UCS is different then other server platforms, which sometimes makes simple maintenance tasks not as straightforward as you’d think. We had an truckload of CPU upgrades last week. A regular server admin would think; “Hey, I just take this old CPU out and put this new CPU in and bob’s my uncle!” – well, UCS might have a surprise for you.
One of my colleagues (a ‘traditional’ server guy) handled this replacement and was confronted with an error message when reinserting the blades: WILL_BOOT_FAULT (awesome description once again, Cisco). Considering the error message itself, they went looking for boot issues. (boot policy, fiberchannel zoning, LUN masking, LAN boot, etc).

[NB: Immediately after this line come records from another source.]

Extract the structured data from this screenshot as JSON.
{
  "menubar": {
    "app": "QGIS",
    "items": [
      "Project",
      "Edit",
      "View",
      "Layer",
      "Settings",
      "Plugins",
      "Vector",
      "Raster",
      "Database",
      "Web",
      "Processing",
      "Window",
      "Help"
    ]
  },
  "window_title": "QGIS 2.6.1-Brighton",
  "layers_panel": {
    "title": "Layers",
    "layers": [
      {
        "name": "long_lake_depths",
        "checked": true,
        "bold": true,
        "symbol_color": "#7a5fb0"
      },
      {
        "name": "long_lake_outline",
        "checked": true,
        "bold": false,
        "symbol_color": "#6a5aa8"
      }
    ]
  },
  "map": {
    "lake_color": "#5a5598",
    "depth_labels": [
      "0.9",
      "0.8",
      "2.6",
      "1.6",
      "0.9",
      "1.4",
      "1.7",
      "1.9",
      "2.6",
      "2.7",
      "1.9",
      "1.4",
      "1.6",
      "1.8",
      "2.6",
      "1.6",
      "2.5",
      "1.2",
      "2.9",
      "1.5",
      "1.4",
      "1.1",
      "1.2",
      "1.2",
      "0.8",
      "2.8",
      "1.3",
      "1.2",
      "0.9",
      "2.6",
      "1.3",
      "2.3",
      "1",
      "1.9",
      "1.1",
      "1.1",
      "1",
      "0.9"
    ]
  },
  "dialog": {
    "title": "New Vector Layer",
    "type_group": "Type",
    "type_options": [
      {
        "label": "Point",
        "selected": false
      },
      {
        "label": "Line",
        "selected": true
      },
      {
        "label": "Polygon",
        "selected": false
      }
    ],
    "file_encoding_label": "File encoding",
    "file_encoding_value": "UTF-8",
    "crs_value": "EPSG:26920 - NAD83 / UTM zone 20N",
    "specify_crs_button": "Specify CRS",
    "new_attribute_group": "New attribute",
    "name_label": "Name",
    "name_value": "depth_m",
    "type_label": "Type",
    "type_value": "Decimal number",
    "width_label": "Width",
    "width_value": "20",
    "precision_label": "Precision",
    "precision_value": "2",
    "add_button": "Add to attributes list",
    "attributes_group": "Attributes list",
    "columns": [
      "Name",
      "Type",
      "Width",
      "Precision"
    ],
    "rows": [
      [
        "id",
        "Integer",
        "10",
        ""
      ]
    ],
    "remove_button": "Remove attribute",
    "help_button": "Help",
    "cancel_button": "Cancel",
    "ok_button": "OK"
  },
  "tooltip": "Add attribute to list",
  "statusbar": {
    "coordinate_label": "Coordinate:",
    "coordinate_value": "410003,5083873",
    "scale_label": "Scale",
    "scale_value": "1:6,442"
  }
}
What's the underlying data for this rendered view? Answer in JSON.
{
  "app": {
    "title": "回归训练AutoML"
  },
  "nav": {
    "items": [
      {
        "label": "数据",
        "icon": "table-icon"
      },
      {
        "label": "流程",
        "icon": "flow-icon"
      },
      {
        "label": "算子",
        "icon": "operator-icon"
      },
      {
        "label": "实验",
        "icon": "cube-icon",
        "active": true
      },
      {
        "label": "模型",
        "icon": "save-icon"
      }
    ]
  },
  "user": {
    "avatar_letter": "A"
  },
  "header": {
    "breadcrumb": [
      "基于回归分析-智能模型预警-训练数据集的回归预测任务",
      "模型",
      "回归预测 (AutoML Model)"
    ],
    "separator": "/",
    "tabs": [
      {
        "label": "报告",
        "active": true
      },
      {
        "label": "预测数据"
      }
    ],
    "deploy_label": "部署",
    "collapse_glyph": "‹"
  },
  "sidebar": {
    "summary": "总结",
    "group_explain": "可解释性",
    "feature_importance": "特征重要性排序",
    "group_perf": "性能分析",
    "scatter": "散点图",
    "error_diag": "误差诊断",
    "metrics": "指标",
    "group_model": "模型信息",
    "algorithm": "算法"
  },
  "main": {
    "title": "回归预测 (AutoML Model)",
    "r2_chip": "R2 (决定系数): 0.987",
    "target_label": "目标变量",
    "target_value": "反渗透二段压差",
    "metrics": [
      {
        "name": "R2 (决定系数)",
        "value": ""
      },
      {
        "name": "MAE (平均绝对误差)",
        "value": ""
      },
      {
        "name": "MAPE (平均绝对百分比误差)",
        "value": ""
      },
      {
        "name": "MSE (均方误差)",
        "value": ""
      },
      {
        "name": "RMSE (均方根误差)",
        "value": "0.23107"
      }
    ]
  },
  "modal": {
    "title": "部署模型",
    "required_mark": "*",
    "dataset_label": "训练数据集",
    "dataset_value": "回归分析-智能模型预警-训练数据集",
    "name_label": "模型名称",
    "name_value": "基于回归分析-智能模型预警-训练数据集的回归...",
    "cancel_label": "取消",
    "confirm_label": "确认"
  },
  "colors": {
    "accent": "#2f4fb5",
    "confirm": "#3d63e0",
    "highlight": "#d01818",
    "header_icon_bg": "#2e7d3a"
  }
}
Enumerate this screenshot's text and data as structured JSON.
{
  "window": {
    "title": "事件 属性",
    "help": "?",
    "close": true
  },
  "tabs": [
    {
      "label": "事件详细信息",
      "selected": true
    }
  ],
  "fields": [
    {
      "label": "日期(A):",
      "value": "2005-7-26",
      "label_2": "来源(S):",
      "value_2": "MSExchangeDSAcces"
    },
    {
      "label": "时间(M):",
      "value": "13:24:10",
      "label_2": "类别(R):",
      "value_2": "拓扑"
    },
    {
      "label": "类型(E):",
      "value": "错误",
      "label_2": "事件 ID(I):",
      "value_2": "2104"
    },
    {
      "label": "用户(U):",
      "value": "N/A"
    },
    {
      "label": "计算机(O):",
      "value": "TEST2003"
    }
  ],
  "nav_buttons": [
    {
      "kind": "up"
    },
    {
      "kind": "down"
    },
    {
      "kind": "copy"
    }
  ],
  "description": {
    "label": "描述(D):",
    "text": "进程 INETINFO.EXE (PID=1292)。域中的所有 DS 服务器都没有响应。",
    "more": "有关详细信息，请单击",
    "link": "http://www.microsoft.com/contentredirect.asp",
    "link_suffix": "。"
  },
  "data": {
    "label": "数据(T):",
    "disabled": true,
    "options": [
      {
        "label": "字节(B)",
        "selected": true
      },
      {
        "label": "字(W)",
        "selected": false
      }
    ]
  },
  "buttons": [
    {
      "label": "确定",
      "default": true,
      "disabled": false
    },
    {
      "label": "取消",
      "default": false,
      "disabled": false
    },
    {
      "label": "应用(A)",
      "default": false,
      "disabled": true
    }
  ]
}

All vendors of hardware additions usually supply a manual with your part. But, who reads the manual of a memory DIMM on how to properly insert the DIMM, right? Well, it seems it’s beneficial to briefly scan the Cisco UCS manuals for procedures that are not traditional. In this case the manual pointed to a procedure to fix this error message with a forced firmware sync to the CIMC and reset it.
Open up a SSH session to your UCSM and apply this:
UCS-A # scope server 1/1 (chassis 1 blade 1) UCS-A /chassis/server # scope boardcontroller UCS-A /chassis/server/boardcontroller # show image (look for the latest, currently: 11.0) UCS-A /chassis/server/boardcontroller # activate firmware 11.0 force UCS-A /chassis/server/boardcontroller* # commit-buffer
Watch the FSM after this, the server will report when it’s done synchronising. There’s a small chance the server will report “OK” after this, but reset the CIMC anyway, just to be sure. Reset the CIMC using this procedure:
UCS-A /chassis/server/boardcontroller # exit UCS-A /chassis/server # scope CIMC UCS-A /chassis/server/cimc # reset UCS-A /chassis/server/cimc* # commit-buffer
(or, if you prefer use the GUI: Server context -> Recover Server -> Reset CIMC)
After a few minutes, your server will be able to boot again.